My sister was diagnosed after an upper respiratory infection after returning from Hawaii , she had the usual numbness and tingling of the hands and feet. She has gotten worse she is on a ventilator for one week now. They have tried immunoglobulins, two rounds five days each and are now trying plasmapheresis. Can anyone comment on how long before we see any improvement? I have read about treatments and know each patient is different, but every day we get more frustrated. Considering a move from small community hospital to university hospital.

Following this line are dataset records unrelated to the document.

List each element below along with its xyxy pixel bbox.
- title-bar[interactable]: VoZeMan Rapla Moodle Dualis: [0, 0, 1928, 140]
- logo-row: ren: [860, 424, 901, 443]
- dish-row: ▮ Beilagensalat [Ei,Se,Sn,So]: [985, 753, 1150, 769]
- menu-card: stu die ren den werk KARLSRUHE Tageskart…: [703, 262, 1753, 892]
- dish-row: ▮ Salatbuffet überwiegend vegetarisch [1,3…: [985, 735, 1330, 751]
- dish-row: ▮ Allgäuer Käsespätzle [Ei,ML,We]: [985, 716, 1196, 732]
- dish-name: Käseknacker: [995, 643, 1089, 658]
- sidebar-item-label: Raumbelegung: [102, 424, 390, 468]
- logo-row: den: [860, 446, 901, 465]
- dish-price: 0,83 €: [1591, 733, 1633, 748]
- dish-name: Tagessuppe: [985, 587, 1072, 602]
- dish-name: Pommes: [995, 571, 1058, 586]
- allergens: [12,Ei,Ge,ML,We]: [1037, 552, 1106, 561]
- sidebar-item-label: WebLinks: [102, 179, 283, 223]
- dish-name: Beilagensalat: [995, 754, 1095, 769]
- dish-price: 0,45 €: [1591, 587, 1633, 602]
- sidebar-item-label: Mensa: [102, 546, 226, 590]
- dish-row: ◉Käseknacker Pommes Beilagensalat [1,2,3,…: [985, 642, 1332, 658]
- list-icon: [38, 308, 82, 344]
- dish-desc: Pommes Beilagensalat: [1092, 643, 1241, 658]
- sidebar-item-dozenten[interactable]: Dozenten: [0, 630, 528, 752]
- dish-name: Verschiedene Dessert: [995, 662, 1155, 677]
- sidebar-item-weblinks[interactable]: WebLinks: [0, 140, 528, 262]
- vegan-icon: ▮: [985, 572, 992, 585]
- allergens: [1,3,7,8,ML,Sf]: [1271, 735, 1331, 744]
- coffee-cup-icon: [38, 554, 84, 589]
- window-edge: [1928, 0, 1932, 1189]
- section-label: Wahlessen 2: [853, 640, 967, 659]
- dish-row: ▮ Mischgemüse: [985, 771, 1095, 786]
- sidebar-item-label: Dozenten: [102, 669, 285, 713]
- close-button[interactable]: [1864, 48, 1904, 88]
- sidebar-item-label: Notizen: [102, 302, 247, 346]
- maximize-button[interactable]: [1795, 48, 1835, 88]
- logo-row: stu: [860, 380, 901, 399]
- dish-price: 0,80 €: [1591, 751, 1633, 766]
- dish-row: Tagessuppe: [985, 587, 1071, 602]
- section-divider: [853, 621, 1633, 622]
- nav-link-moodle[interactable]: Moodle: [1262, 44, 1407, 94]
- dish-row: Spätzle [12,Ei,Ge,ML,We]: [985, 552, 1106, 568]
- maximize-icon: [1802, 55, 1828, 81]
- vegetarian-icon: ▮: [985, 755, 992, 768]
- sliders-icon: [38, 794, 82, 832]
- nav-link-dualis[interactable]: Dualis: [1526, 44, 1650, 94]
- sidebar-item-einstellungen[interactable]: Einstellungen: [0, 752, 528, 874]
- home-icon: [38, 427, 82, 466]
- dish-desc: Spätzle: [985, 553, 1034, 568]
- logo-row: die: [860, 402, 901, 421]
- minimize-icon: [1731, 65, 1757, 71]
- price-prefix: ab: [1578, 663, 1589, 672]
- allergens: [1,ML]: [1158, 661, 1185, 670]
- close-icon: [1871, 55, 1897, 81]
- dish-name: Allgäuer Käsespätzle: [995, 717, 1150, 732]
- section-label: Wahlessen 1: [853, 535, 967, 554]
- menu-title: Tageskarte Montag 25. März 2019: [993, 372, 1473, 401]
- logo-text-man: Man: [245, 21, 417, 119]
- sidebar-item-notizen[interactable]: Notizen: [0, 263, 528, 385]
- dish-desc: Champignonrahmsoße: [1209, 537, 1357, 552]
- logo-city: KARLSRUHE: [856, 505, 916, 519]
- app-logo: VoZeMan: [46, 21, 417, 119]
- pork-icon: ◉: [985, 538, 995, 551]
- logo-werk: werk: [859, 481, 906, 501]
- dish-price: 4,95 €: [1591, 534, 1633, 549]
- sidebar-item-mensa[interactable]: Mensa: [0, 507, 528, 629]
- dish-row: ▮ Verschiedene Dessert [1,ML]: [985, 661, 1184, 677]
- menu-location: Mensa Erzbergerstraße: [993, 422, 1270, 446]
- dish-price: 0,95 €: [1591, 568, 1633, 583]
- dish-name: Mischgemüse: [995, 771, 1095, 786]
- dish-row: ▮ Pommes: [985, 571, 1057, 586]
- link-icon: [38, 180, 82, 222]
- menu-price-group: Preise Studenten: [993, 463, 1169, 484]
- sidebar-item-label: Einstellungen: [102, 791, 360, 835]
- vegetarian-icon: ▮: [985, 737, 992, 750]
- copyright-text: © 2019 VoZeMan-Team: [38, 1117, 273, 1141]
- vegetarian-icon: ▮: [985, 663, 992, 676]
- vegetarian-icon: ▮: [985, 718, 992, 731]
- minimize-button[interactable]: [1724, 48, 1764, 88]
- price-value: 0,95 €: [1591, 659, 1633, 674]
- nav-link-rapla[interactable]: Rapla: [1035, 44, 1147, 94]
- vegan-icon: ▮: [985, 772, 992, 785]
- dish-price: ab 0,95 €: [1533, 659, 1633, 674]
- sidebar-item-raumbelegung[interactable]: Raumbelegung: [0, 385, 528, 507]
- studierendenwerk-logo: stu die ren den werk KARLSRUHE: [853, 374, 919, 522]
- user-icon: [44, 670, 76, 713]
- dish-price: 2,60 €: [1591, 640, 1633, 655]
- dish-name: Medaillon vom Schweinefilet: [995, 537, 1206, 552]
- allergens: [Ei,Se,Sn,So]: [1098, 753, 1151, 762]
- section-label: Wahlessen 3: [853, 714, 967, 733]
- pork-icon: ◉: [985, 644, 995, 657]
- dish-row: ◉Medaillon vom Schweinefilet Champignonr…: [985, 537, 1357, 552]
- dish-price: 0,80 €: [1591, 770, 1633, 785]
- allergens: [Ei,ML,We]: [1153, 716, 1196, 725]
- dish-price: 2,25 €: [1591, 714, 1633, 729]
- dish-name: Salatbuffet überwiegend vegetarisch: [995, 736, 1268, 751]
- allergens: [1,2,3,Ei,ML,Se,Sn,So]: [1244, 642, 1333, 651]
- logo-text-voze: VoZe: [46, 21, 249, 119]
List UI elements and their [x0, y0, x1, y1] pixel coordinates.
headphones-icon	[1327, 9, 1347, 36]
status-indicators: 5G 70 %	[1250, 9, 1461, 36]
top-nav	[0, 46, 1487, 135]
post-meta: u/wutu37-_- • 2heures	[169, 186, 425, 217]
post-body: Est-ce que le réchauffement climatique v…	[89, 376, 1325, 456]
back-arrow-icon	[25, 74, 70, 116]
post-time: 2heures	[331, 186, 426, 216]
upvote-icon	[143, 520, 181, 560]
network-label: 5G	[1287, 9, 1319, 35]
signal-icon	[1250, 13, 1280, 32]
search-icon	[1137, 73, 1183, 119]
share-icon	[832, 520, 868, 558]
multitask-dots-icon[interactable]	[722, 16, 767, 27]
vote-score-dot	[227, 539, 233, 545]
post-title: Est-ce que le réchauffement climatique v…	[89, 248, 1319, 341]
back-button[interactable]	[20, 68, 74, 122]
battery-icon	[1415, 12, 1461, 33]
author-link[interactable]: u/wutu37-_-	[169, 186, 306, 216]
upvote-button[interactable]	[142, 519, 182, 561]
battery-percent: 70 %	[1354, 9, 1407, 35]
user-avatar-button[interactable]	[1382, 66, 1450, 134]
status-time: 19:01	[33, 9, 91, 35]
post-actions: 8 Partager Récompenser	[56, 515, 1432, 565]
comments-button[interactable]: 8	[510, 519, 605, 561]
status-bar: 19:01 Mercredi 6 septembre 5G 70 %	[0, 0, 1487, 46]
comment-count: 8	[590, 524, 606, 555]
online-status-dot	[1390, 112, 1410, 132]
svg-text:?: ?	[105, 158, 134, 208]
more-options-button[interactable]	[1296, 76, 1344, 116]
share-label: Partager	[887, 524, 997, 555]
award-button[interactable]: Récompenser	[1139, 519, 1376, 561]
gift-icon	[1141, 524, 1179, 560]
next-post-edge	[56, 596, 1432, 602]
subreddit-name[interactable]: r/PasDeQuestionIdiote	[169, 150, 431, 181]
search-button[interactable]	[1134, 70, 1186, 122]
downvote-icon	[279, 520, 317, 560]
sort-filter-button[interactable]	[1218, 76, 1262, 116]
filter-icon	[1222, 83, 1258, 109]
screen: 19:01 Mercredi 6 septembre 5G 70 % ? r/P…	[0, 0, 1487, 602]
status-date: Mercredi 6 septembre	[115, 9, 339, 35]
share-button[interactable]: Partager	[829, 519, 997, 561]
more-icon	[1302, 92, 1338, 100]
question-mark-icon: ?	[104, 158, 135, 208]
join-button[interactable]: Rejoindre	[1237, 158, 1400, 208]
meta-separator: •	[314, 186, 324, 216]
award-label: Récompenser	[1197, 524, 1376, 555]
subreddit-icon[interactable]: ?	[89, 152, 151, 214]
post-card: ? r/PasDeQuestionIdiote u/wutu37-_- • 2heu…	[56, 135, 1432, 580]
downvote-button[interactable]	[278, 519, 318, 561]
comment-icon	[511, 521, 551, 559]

It's impossible to predict how fast she will respond to treatment but usually younger people recover much faster and almost fully functional. In my case I was in a coma, then after awakening from a coma was fully paralyzed for 18 months on life support, then 2 more years in a nursing home rehab setting. And I am still in a wheelchair but don't let my case scare you. I think mine is one of the worst, most people recover and are able to walk again, if you read about other peoples experiences on this board you will notice most are walking around but deal with other issues common to this condition like pain, numbness, sleep issues, and others. I saw a case on YouTube where a guy recovered in less than 2 weeks and walked out of the hospital. I hope your sister is that lucky, just talk to her and let her know what is going on and that she will get better, no one did that for me and I was frightened for a long time thinking it was hopeless. What she needs now is love and family support and for her visitors to talk to her. After waking from my coma I was fully aware but unable to move or speak and it was nice to have people talk to me although no one really explained in depth anything I really needed to know at that time. So I think that is very important, that she know exactly what is happening, why, and that she will get better and to never give up hope, and of course that she has everyone's support and love.
They started me with immunoglobulin also and then went to plasmapheresis when that didn’t work. The did the plasmapheresis every day for 5 days. I was in a coma for 6 weeks. I’m now 4 months out and can walk around the house with a walker but still use a wheel chair when leaving the house. Be patient, it can be a long involved process. Be careful of going from a small hospital to a large one, the individual care I got along with the feeling that the nurses and aids really cared about me as a person did as much for my well being as the actual treatments. Once they get you past the crisis point all that can be done anywhere is care until you recover.
Hi Mary, I was told that the IVIG and/or plasmapheresis tend to slow or stop the progress of GBS. Once a person begins to show improvement, then you know that person is on the mend. It is very individual to each person.
Regarding a move to a University Hospital, this may or may not be beneficial. Make sure you have the right doctor and a hospital that strives for nursing excellence, such as Magnet status. I was treated initially at a University hospital, one of the top in the nation. The problem initially was that I had a neurologist and hospitalist on my case and they ignored many symptoms, ultimately sending me home, unable to walk. I returned to my local ER 36 hours later, was sent back to the University hospital but under the care of a different doc. I was diagnosed immediately and began IVIG within 3 hours. Ask around, go to the Internet to compare hospital and physician ratings. These may help you decide.